右北平事了
在平刚城盘桓了五日。
这五日里,赵籍并未闲着。白日里他大半时间都耗在右北平大营,与李广、郡都尉公孙戎等将领反复商讨“幽州突骑”的遴选标准、训练章程、驻地规划乃至未来可能的指挥架构。
韩豹带着数名精干羽林郎军官,深入各曲、屯,甚至与普通骑卒同吃同训,近距离观摩右北平骑卒日常操练的每一处细节,记录优劣长短,着手制定一套既借鉴羽林军严整号令、阵型协同之长,又尽量保留边军实战中灵活机变、悍勇搏杀之优的初步操典。
此事不易,需大量观察、询问与磨合。
李敢热情颇高,主动请缨协助韩豹,他熟悉右北平军中人事、积习乃至各种“门道”,又对羽林战法心向往之,是沟通两边的合适人选。有他协助,韩豹等人推进顺遂不少,遇到的隐性阻力也小了许多。
效果是实在的,那日校场演武结果如巨石入水,涟漪迅速扩散全军。
骄傲的右北平骑卒们,在最初沮丧不忿后,很快被更强烈情绪取代—先是憋着股劲要“找回场子”,继而好奇羽林军究竟如何练成,最终渴望自己也能变得那般强悍难敌。
当韩豹等人开始介入日常训练,一丝不苟纠正散漫习惯,反复强调号令、阵型间距、小队配合时,抵触比预想中小,实力是最好的说服。

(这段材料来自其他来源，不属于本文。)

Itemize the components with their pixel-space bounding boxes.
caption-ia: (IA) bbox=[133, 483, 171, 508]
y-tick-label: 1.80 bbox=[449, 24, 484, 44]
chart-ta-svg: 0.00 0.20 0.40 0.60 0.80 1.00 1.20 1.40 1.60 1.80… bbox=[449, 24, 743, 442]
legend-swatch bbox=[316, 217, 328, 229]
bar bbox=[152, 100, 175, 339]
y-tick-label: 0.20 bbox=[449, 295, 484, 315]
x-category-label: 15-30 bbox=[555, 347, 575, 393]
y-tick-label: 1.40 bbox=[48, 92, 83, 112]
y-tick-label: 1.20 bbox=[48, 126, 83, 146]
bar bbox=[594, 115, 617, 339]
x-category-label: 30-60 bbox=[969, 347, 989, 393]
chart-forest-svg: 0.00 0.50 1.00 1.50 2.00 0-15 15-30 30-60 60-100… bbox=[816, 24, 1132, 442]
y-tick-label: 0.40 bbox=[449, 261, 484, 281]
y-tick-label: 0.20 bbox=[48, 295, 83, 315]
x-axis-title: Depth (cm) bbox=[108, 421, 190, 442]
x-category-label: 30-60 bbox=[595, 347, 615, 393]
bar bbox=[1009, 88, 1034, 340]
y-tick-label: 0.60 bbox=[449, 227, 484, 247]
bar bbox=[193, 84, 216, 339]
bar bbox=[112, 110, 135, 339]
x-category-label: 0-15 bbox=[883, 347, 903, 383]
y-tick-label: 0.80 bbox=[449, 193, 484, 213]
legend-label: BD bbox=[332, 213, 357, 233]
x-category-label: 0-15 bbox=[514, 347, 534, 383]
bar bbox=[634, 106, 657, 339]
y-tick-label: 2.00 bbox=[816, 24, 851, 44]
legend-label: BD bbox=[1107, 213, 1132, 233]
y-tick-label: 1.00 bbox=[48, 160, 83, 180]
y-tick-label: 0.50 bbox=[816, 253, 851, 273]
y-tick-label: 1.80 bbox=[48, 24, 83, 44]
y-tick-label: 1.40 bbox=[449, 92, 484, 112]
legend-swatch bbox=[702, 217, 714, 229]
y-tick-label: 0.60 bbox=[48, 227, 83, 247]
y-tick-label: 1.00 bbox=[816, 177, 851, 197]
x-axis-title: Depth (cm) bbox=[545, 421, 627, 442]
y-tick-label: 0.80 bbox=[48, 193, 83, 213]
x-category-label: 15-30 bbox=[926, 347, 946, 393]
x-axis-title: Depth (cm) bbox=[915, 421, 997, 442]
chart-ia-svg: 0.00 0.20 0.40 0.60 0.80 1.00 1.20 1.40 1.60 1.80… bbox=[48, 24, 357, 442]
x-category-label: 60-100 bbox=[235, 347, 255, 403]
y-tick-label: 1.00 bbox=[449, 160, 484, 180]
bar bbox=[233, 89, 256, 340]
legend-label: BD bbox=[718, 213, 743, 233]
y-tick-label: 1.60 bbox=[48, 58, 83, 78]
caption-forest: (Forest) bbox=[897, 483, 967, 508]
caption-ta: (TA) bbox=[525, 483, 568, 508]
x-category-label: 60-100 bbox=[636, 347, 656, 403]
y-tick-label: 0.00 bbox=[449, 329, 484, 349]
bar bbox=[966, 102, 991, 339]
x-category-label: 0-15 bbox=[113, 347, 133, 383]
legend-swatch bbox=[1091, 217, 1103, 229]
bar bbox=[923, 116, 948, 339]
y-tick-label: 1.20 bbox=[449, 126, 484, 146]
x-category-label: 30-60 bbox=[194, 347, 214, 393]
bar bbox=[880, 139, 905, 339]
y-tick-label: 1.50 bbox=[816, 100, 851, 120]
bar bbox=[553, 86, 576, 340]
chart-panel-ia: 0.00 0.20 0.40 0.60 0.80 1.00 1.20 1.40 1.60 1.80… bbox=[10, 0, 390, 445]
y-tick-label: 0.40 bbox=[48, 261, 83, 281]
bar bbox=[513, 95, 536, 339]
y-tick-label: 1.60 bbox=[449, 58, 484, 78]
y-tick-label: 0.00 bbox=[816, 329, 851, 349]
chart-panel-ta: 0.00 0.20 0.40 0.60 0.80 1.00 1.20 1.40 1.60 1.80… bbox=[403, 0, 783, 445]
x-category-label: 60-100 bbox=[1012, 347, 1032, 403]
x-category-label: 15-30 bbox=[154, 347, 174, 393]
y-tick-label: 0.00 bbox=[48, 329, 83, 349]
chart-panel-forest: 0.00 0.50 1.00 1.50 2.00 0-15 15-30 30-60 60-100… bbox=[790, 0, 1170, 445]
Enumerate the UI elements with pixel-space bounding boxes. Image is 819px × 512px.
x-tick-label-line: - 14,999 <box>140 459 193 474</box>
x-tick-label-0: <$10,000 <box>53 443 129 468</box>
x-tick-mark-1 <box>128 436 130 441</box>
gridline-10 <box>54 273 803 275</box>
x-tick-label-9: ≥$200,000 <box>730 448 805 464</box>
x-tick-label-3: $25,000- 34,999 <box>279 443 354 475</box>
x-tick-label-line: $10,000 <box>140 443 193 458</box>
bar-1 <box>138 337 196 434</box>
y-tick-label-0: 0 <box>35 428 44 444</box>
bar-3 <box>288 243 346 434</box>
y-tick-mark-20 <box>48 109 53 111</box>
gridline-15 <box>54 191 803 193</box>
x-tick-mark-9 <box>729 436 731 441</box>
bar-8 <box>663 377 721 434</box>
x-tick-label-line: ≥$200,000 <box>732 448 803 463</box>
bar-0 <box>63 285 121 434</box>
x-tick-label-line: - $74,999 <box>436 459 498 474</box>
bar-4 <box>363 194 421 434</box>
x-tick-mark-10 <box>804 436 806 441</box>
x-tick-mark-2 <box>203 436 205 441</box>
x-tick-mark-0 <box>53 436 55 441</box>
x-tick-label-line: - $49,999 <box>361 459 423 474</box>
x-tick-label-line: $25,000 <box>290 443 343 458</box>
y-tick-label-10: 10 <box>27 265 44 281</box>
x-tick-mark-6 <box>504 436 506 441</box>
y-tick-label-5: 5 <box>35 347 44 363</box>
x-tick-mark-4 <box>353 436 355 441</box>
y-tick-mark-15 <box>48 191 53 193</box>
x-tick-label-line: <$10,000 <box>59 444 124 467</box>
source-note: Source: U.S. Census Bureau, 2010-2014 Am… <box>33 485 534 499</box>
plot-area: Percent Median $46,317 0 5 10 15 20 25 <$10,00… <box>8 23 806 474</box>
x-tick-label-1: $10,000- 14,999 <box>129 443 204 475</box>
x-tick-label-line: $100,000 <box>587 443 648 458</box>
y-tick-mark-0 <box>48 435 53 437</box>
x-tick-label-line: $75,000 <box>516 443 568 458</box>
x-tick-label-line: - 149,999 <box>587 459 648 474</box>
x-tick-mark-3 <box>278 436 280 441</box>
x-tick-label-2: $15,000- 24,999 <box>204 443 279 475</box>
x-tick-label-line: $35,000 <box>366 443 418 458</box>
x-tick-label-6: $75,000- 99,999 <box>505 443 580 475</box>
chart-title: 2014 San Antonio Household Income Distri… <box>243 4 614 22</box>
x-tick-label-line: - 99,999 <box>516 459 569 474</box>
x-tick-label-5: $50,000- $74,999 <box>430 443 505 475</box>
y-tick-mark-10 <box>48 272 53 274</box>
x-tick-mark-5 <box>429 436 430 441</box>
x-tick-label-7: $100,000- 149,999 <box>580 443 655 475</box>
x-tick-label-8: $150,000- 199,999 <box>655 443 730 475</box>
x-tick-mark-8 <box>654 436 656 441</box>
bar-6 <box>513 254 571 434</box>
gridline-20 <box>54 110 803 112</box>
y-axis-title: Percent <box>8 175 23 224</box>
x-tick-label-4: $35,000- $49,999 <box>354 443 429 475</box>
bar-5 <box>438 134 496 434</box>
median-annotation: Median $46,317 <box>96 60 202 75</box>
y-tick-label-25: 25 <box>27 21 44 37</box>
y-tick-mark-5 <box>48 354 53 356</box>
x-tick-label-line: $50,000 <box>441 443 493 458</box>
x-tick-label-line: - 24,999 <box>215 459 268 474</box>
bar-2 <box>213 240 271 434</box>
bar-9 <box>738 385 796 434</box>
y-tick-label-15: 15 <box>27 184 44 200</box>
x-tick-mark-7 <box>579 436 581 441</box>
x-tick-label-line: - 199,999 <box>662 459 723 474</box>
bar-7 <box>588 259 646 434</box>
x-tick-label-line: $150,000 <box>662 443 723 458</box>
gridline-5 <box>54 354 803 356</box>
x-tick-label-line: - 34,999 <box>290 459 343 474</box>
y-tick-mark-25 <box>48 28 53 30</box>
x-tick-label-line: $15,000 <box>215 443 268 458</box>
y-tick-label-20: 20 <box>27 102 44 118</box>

李广也一改往日“省约文书”、不苛求细节的风格,严令各级军官必须全力配合韩豹,每日抽时间亲临校场督查,态度鲜明,甚至亲自下场示范号令动作,其治军风格悄然向严整倾斜。
赵籍与李广的私谊,也在几日公务密切合作中升温,除处理军务,二人常在太守府书房或营内军帐对坐,一壶热茶,便能谈论许久。话题不限于眼前军务,更涉猎用兵心得、塞外地理山川、匈奴各部习性乃至朝堂典故。
李广半生戍边,大小七十余战,经验丰厚,对匈奴各部落首领性情、兵力强弱、草场分布、迁徙习惯的了解,堪称深入骨髓,往往寥寥数语,点出关键。
赵籍则思路开阔,常能从李广经验中引申出更系统思考,对大局把握、后勤转运、军制革新乃至装备改良有独到见解,且虚心求教,毫无年少得志的骄矜。